Сам порт шумел и вонял так же крепко, как и в прежние времена. У входа в защищенную бухту покачивалось на якорях с десяток кораблей, каждый из которых дожидался, когда к борту подгребет лодка портового начальника и капитаны, особенно знакомые, начнут меж собой незлобивую перебранку. Без разрешения начальства никто в Кале войти не мог: вон пушки на причале, вмиг разнесут наглеца в щепу. Сверху с пронзительными криками реяли чайки, ныряя и оголтело набрасываясь на чешую и рыбьи потроха.
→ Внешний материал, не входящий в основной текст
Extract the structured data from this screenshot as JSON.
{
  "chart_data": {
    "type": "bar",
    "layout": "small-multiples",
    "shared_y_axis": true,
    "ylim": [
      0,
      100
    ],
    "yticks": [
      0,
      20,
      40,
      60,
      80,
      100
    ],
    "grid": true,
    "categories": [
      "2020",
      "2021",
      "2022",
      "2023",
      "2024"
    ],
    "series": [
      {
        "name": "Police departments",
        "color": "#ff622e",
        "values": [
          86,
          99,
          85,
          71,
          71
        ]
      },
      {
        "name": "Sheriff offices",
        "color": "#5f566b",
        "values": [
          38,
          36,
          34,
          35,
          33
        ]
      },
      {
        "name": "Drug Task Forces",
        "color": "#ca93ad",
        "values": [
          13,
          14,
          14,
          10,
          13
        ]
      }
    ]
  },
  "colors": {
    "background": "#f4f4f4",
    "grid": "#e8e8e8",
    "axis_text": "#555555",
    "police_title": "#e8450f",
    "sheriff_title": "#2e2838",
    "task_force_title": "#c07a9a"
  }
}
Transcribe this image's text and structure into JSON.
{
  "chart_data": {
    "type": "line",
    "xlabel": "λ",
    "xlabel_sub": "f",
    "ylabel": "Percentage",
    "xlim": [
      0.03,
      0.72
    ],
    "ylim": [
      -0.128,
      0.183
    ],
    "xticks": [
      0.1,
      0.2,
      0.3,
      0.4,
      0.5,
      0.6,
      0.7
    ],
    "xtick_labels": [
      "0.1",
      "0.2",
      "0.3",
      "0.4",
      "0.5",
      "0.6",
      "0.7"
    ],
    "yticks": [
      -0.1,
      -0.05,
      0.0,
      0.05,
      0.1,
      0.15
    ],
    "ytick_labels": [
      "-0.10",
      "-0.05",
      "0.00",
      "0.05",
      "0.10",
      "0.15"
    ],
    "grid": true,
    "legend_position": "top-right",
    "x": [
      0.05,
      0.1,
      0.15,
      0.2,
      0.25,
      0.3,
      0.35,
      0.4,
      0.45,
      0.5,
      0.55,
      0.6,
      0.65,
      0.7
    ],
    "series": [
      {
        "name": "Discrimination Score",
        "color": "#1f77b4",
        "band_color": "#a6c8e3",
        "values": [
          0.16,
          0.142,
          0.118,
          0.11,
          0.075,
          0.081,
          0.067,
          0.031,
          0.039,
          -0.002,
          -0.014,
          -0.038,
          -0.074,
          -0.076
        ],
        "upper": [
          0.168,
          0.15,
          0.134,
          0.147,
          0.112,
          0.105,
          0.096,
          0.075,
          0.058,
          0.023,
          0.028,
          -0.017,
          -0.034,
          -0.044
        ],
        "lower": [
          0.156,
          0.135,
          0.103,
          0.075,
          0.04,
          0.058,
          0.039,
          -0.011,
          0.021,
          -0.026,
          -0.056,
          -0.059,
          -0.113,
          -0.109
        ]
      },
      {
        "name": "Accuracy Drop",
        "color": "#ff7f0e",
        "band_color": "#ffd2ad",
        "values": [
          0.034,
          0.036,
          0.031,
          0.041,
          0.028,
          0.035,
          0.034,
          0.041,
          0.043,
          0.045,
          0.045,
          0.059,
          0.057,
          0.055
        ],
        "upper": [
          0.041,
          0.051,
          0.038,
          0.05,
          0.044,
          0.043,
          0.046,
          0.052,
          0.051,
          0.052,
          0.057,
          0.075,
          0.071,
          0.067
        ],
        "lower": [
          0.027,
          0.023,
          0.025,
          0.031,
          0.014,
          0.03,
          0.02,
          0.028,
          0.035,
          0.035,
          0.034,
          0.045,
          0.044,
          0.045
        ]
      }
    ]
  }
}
На длинном пирсе бойко орудовали восемь артелей грузчиков, поспешая с выгрузкой тюков и бочек из купеческих трюмов, чтобы за счет быстроты как-то отвлечь и сбить с панталыку английских учетчиков, что пытались уследить и обсчитать ввозную пошлину с невероятного разнообразия товаров, проставив портовую печать – где настоящую, а где и липовую. Вокруг и между кораблями плюхали разномастные суденышки и лодки, с которых зазывно протягивали образцы своего улова рыбаки-французы. Всюду пестрый гомон и шум, хотя, если вспомнить, раньше здесь было как-то поспокойней, без всей этой шумливой сутолоки. Или это просто воспоминание юных лет? Тогда, в молодости Уорика, этот порт был всего лишь одним из тридцати, а все побережья и две трети Франции обретались под английским правлением. Ричард печально покачал головой.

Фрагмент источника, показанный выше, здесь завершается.